Yukarıda açıklanan nedenlerle; davacı vekilinin istinaf başvurusunun esasa ilişkin hususlar incelenmeksizin kabulüne, mahkeme kararının HMK’nın 353/(1)-a.4 ve 353/(1)-a.6 maddeleri gereğince kaldırılmasına, dosyanın dairemiz kararına uygun şekilde davanın yeniden görülerek esasa ilişkin yeni bir karar verilmek üzere ilk derece mahkemesine gönderilmesine karar verilmesi gerekmiş, aşağıdaki hüküm kurulmuştur.

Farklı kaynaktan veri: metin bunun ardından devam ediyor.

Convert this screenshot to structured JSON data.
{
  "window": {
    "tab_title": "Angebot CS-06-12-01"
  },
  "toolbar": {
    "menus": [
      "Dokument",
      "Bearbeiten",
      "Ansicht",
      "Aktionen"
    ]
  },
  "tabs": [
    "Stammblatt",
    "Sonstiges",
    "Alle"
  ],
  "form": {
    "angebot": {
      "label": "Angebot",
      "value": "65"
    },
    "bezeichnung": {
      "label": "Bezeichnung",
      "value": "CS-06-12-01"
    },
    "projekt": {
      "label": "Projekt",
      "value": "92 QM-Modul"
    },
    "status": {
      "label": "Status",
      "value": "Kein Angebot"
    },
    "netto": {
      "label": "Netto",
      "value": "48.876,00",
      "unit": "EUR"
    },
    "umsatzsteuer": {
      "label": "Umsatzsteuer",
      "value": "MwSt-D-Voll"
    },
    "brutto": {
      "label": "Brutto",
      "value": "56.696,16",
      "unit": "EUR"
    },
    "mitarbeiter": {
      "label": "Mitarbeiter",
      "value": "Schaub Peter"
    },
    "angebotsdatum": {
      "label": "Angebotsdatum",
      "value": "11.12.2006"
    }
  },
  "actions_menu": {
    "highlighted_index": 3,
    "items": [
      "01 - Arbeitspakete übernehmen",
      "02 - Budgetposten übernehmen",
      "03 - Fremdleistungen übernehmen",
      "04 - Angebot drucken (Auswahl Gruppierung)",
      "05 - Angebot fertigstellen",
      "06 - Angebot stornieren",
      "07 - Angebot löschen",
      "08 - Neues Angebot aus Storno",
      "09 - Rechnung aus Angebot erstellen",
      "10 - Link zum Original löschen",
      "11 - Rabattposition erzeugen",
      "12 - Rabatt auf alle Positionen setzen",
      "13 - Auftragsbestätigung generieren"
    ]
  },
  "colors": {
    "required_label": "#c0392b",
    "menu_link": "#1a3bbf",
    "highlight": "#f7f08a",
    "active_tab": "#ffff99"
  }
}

HÜKÜM : Yukarıda açıklanan nedenlerle;
1 – Davacı … () vekilinin istinaf kanun yoluna başvurusunun esasa ilişkin hususlar incelenmeksizin KABULÜNE,
2 – Ankara 5. Asliye Ticaret Mahkemesi’nin 07/12/2017 tarihli… Karar sayılı kararının 6100 sayılı HMK’nın 353/(1)-a.4 ve 353/(1)-a.6 maddeleri gereğince KALDIRILMASINA,
3 – Dosyanın dairemiz kararına uygun şekilde yeniden inceleme ve araştırma yapılarak esasa ilişkin bir karar verilmek üzere ilk derece mahkemesine GÖNDERİLMESİNE,
4 – Davacının istinaf başvurusunun kabul edilmiş olması sebebiyle istinaf karar harcı alınmasına yer olmadığına ve davacı tarafından yatırılan 44,40 TL istinaf peşin karar harcının talep halinde davacıya iadesine,
5 – Davacı tarafından yatırılan 121,30 TL istinaf kanun yoluna başvurma harcı ile istinaf yargılama giderlerinin ilk derece mahkemesince yeniden verilecek kararda dikkate alınmasına,
6 – Kararın ilk derece mahkemesince taraflara tebliğine,
Dair dosya üzerinde yapılan inceleme sonucunda HMK’nın 353/1-a maddesi gereğince KESİN olmak üzere 22/06/2021 tarihinde oy birliği ile karar verildi.